Een gelijksoortig dilemma betreft ouderen. Ik kom nog vaak genoeg mensen tegen die al 30 of 40 jaar of zelfs langer in dezelfde woning wonen. Getrouwd, kinderen gekregen die ondertussen al lang weer uitgevlogen zijn, maar de mensen zelf wonen nog steeds met zijn tweeën in die woning, of ondertussen zelfs alleen. Hier speelt natuurlijk een persoonlijk aspect een rol, na zoveel jaar is verhuizen echt een opgave. Maar ook vaak het gebrek aan (in hun ogen) geschikt aanbod, een woning die niet direct als een stap terug wordt ervaren. Het is dan ook niet zo gek dat deze groep mensen, als ze al gaan verhuizen, graag in dezelfde buurt wil blijven wonen. Bovendien zijn ze veel ruimte gewend, dus ondanks dat ze zelf misschien maar 1 slaapkamer nodig hebben, is een logeer- en/of hobbykamer gewenst. En stel dat dit aanbod er is (wat in de meeste gevallen dus niet zo is) dan is er nog een probleem met de betaalbaarheid. Voor hun grote woningen betaalden ze een lage huur, die dan wel door de jaren heen met huurverhoging aangepast is, maar dit is vaak een schijntje ten opzichte van wat ze voor een kleinere nieuwe woning zouden betalen. Zeg nu zelf, wie wil dat nou, meer betalen voor minder ruimte? Het is dan ook niet verwonderlijk dat de doorstroming van deze groep mensen niet structureel loopt. Er zijn echter experimenten om te kijken wat er mogelijk is, bijvoorbeeld met een aangepaste huur.

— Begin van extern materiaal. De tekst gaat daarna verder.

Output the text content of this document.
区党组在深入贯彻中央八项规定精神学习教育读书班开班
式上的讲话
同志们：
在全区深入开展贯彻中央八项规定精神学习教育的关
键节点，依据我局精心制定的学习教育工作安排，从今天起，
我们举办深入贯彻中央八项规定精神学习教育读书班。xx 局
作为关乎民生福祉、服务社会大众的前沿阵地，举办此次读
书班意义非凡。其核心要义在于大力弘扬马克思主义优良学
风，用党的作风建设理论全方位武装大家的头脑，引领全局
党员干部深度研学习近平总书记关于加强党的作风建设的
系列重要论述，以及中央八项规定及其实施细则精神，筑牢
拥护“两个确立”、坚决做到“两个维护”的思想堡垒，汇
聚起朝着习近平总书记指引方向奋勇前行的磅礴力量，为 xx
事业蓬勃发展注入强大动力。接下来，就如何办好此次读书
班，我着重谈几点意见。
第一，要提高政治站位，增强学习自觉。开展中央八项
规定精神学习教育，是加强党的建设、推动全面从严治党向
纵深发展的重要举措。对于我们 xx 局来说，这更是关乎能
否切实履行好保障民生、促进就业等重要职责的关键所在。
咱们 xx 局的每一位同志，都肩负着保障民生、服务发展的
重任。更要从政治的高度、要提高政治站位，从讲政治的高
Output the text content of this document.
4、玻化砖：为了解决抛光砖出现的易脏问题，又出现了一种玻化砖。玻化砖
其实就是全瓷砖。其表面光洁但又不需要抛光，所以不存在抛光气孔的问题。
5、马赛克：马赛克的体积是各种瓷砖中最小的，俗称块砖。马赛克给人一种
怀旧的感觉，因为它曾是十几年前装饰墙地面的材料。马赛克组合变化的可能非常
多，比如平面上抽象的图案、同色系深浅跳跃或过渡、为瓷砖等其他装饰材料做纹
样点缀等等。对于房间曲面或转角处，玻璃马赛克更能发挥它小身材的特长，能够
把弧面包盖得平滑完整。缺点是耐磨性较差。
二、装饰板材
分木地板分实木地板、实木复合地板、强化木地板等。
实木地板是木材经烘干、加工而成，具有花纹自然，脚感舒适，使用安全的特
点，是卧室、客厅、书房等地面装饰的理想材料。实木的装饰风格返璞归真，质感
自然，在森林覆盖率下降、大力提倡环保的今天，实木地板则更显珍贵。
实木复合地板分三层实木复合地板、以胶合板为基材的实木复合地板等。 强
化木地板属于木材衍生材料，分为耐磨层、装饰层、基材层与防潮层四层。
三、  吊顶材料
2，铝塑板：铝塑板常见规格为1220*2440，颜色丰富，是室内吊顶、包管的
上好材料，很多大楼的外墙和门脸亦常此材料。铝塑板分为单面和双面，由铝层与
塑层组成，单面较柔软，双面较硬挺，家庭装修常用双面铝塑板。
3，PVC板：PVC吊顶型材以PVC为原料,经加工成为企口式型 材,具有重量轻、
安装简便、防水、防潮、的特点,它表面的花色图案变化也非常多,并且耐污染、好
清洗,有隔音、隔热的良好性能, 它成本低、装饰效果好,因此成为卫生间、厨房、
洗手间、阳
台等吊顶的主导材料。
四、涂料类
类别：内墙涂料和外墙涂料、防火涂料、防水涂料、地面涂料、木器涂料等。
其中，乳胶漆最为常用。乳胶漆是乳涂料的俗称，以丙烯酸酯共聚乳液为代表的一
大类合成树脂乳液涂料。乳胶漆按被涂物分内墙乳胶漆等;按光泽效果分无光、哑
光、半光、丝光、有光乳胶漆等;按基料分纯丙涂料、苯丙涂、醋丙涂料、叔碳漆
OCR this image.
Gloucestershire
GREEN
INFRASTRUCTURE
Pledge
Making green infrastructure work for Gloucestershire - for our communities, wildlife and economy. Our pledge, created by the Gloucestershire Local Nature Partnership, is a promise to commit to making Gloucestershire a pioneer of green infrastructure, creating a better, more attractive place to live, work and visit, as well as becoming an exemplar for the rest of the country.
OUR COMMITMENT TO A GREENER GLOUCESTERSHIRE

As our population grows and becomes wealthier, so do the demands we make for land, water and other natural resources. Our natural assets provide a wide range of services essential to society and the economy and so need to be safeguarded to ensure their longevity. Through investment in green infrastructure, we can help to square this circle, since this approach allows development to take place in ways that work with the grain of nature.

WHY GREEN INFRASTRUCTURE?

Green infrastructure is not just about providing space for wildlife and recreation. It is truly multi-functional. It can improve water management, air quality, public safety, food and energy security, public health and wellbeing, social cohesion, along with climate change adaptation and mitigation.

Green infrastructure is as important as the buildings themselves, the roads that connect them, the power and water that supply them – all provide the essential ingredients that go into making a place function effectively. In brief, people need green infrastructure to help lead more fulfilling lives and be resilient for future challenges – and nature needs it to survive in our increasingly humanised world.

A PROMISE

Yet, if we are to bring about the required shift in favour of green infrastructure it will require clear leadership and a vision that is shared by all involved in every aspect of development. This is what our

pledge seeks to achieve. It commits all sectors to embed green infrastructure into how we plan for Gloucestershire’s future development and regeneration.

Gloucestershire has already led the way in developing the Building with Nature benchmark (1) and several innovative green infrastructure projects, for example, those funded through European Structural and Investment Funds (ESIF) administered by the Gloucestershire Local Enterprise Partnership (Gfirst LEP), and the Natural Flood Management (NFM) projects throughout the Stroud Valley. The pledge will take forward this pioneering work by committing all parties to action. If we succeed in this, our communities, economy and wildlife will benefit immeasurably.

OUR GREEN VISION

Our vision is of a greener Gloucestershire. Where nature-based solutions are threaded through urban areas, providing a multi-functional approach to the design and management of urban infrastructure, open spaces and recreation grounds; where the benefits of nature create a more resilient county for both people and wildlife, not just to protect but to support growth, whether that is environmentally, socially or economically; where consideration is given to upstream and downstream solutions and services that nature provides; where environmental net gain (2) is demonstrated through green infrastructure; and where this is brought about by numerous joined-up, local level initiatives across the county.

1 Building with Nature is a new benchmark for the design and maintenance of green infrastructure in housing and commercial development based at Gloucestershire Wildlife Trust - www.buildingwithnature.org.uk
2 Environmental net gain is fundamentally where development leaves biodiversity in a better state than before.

Het gaat namelijk niet alleen om dat ene huis wat er vrijkomt. Aan elke verhuizing kleeft weer een nieuwe verhuizing. Ouderen die naar een appartement gaan laten een woning voor een gezin achter, dat gezin verlaat een klein appartement en dat appartement biedt plaats voor een alleenstaande jongere. Zelfs de woning die verhuurd wordt via een friends-contract opent nieuw plekken. Twee studentenkamers komen vrij, of ouders zien eindelijk hun kind uitvliegen en kunnen over hun eigen wooncarrière nadenken. De oplevering van een nieuwbouwwoning levert tot wel 7 verhuisbewegingen op. Zo kunnen we ook in de bestaande woningvoorraad meer beweging creëren met nieuwe contractvormen of aangepaste regels.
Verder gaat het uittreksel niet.